Co-Chair Thompson MOVED to ADOPT the proposed committee
substitute for HB 1001, Work Draft 29-GH1318\W (Wallace,
4/28/15). There being NO OBJECTION, it was so ordered.
10:39:33 AM
PETE ECKLUND, STAFF, REPRESENTATIVE MARK NEUMAN, explained
the changes in the Committee Substitute (CS). He
communicated that the Work Draft was a simplified version
of the governor's bill. He explained that the CS reflected
the differences and additions between the conference
committee operating budget bill passed by the legislature
and the bill introduced by the governor the previous day.
He pointed to two one-page reports from the Legislative
Finance Division (LFD) titled "2015 Legislature - Operating
Budget Agency Summary - FY16 Conference Structure" (copy on
file). The first report pertained to unrestricted general
funds (UGF); the first column titled "GovSpecial T" showed
that the governor's bill was $54,954,500 UGF different from
the conference committee bill. He furthered that the totals
in column 4 matched the totals in column 1, meaning that
the CS before the committee included all of the governor's
changes from the conference committee bill. Section 1 of
the CS contained the majority of the differences from the
governor's bill.
Co-Chair Neuman noted that Representative Pruitt had joined
the meeting.
Mr. Ecklund continued to speak to the changes in the CS. He
explained that Section 1 included various additions from
recently passed conference committee substitute. There were
various additions in different departments, which were
listed in the first four pages of the bill. He pointed to
pages 3 and 4 and noted that the governor's intention was
to fund the 2.5 percent increase to the cost of living
allowance (COLA) for unionized employees on July 1, but not
for non-unionized employees. He looked at pages 5 through
11 that included "fund roll-ups" (all of the various
funding sources for Section 1 of the bill).
10:43:09 AM
Mr. Ecklund pointed to page 12, Section 4, which included
all transactions the governor wanted to see for Medicaid
expansion. Pages 13 and 14 included fund roll-ups for
Section 4. The language section of the bill began on page
15 of the bill. He detailed that the governor wanted to
fully fund the Base Student Allocation (BSA), which would
be a $16.5 million increase from the conference committee
bill. Additionally, the governor wanted to use $118 million
from the Instate Natural Gas Pipeline Fund to help fund
public education; however, the conference committee
substitute used $157 million from the fund. Page 15,
Section 8 addressed salary and benefit adjustments,
including employee contracts and COLA for unionized
employees. Page 16, Section 9 included a new Constitutional
Budget Reserve (CBR) provisions that would include CBR
access votes for FY 15 and FY 16.
10:45:07 AM
Co-Chair Neuman noted that Vice-Chair Saddler had joined
the meeting.
Representative Gara commented that the governor was trying
to move the legislature forward to achieve a budget. He
believed some of the items included in the governor's bill
represented placeholders that the governor understood the
legislature may move around. He believed it was a good
effort on the governor's part.
Co-Chair Neuman remarked that the CS looked better than the
original version of the bill due to its shortened length
(18 pages down from 77). He wanted to ensure that the
document was clear for the public.
Representative Gattis noted that she had been receiving
many emails related to fully funding education. She asked
for clarity on what full funding would look like.

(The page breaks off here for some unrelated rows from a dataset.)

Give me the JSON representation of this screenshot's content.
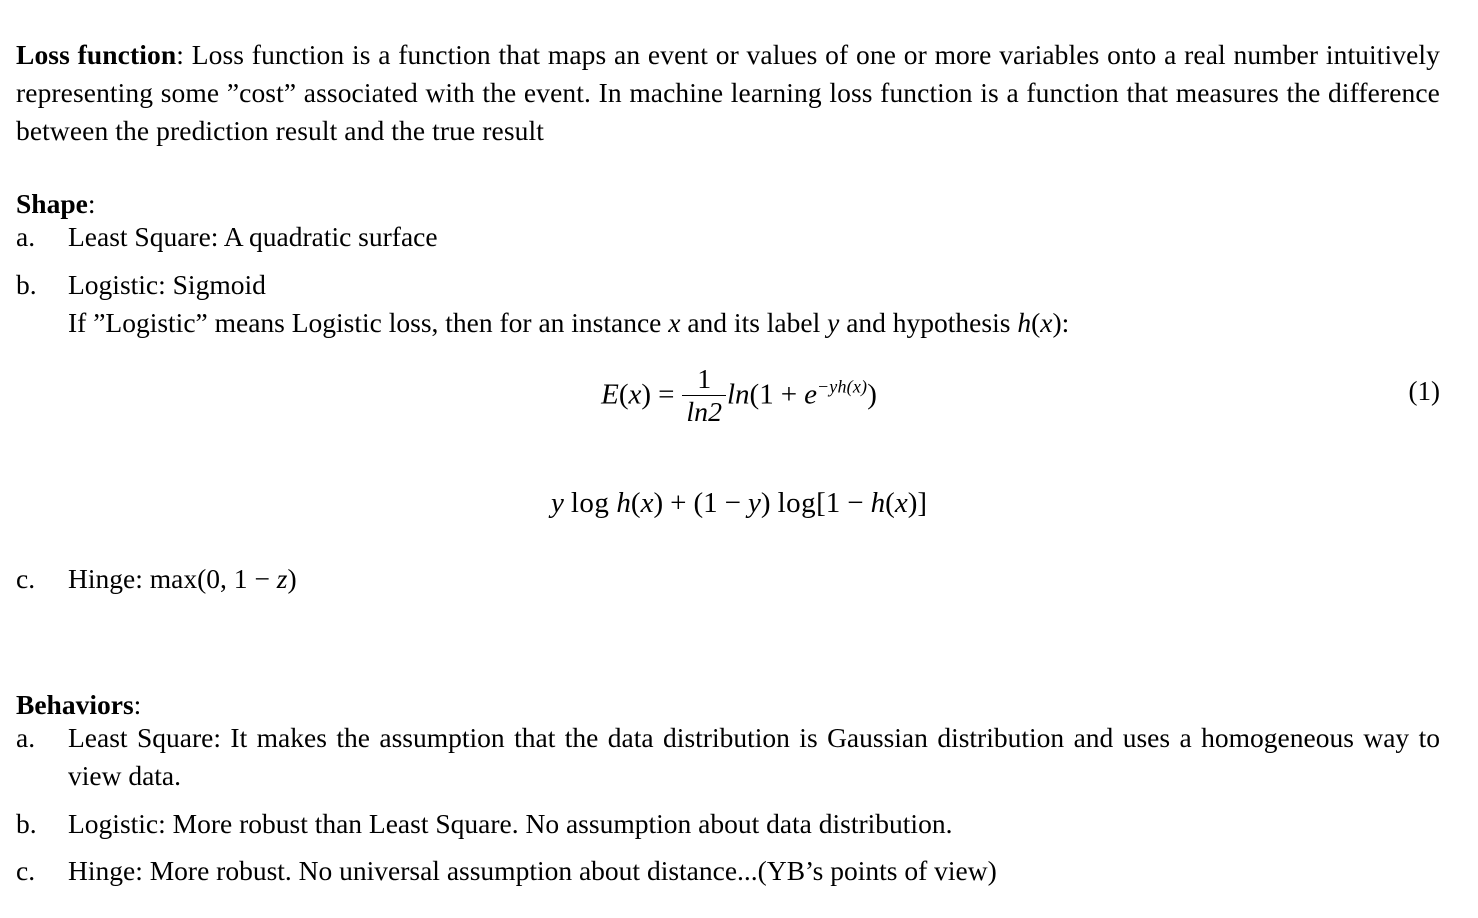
{
  "document": {
    "type": "latex-lecture-notes",
    "background_color": "#ffffff",
    "text_color": "#000000"
  },
  "intro": {
    "term": "Loss function",
    "colon": ":",
    "body": " Loss function is a function that maps an event or values of one or more variables onto a real number intuitively representing some ”cost” associated with the event. In machine learning loss function is a function that measures the difference between the prediction result and the true result"
  },
  "sections": [
    {
      "heading": "Shape",
      "heading_colon": ":",
      "items": [
        {
          "marker": "a.",
          "text": "Least Square: A quadratic surface"
        },
        {
          "marker": "b.",
          "text": "Logistic: Sigmoid",
          "subline": "If ”Logistic” means Logistic loss, then for an instance x and its label y and hypothesis h(x):"
        },
        {
          "marker": "c.",
          "text": "Hinge: max(0, 1 − z)"
        }
      ]
    },
    {
      "heading": "Behaviors",
      "heading_colon": ":",
      "items": [
        {
          "marker": "a.",
          "text": "Least Square: It makes the assumption that the data distribution is Gaussian distribution and uses a homogeneous way to view data."
        },
        {
          "marker": "b.",
          "text": "Logistic: More robust than Least Square. No assumption about data distribution."
        },
        {
          "marker": "c.",
          "text": "Hinge: More robust. No universal assumption about distance...(YB’s points of view)"
        }
      ]
    }
  ],
  "equations": [
    {
      "number": "(1)",
      "latex": "E(x) = \\frac{1}{ln2} ln(1 + e^{-yh(x)})",
      "plain": "E(x) = (1/ln2) ln(1 + e^{-yh(x)})",
      "parts": {
        "lhs": "E(x)",
        "equals": "=",
        "frac_num": "1",
        "frac_den": "ln2",
        "ln": "ln",
        "open": "(",
        "one": "1",
        "plus": "+",
        "e": "e",
        "exponent": "−yh(x)",
        "close": ")"
      }
    },
    {
      "number": "",
      "latex": "y \\log h(x) + (1 - y) \\log[1 - h(x)]",
      "plain": "y log h(x) + (1 − y) log[1 − h(x)]",
      "parts": {
        "y": "y",
        "log1": "log",
        "hx1": "h(x)",
        "plus": "+",
        "group": "(1 − y)",
        "log2": "log",
        "bracket": "[1 − h(x)]"
      }
    }
  ],
  "inline_math": {
    "sub_x": "x",
    "sub_y": "y",
    "sub_hx": "h(x)",
    "hinge_expr": "max(0, 1 − z)"
  },
  "list_text_parts": {
    "shape_b_subline_pre": "If ”Logistic” means Logistic loss, then for an instance ",
    "shape_b_subline_mid1": " and its label ",
    "shape_b_subline_mid2": " and hypothesis ",
    "shape_b_subline_end": ":",
    "shape_c_pre": "Hinge: ",
    "shape_c_max": "max",
    "shape_c_args": "(0, 1 − ",
    "shape_c_z": "z",
    "shape_c_close": ")"
  }
}
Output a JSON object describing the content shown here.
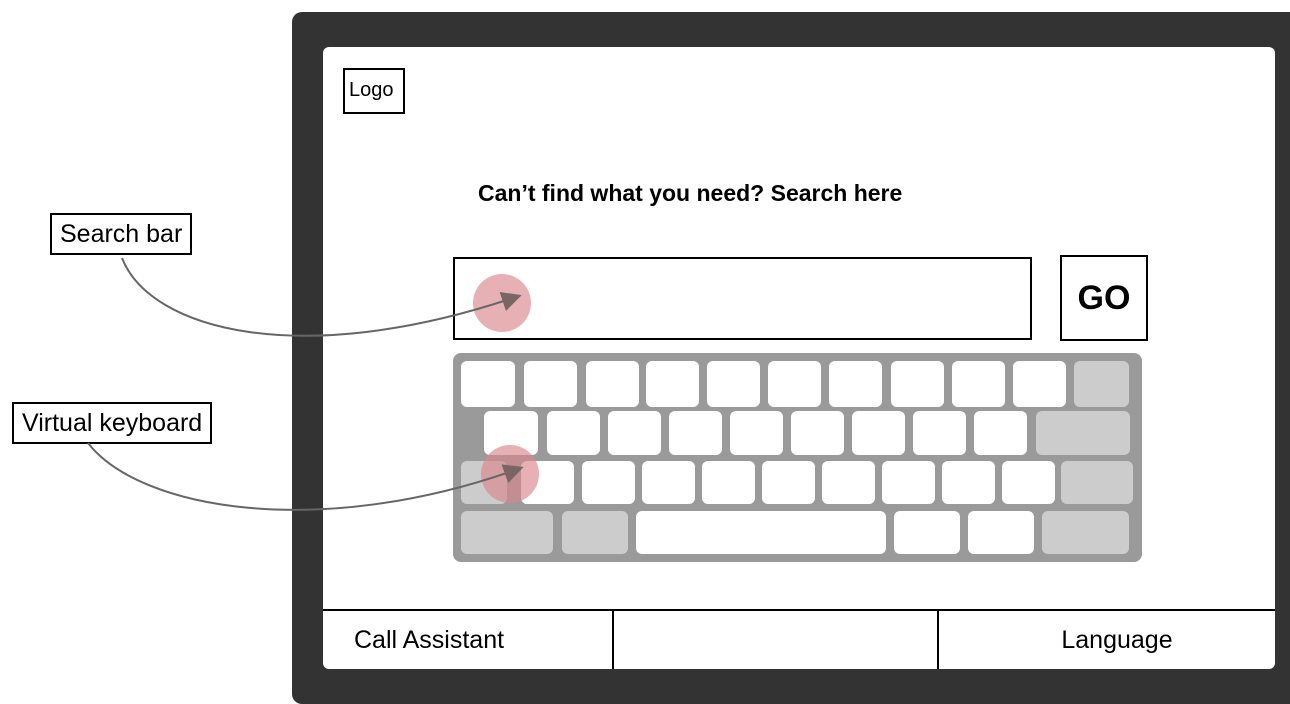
{
  "callouts": {
    "search_bar": "Search bar",
    "virtual_keyboard": "Virtual keyboard"
  },
  "screen": {
    "logo": "Logo",
    "headline": "Can’t find what you need? Search here",
    "search": {
      "value": "",
      "placeholder": ""
    },
    "go_label": "GO"
  },
  "footer": {
    "left": "Call Assistant",
    "middle": "",
    "right": "Language"
  },
  "colors": {
    "device_frame": "#333333",
    "keyboard_body": "#9a9a9a",
    "key": "#ffffff",
    "modifier_key": "#cccccc",
    "touch_marker": "#d9868c"
  }
}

Mr. Ecklund answered that the statutory BSA for FY 16 was
$5,880. He detailed that when projections for student
counts were multiplied by the formula, the conference
committee report had been $16.5 million less than the
projected amount. The CS would fund the BSA at 100 percent
of the projected amount.
Representative Gattis remarked that people had different
views on what fully funding education meant. She thanked
Mr. Ecklund for the clarification.
Representative Wilson asked about Section 7. She remarked
on the fund transfer change from $157 million to $118
million from the Instate Natural Gas Pipeline Fund. She
wondered if the remainder would come from general funds.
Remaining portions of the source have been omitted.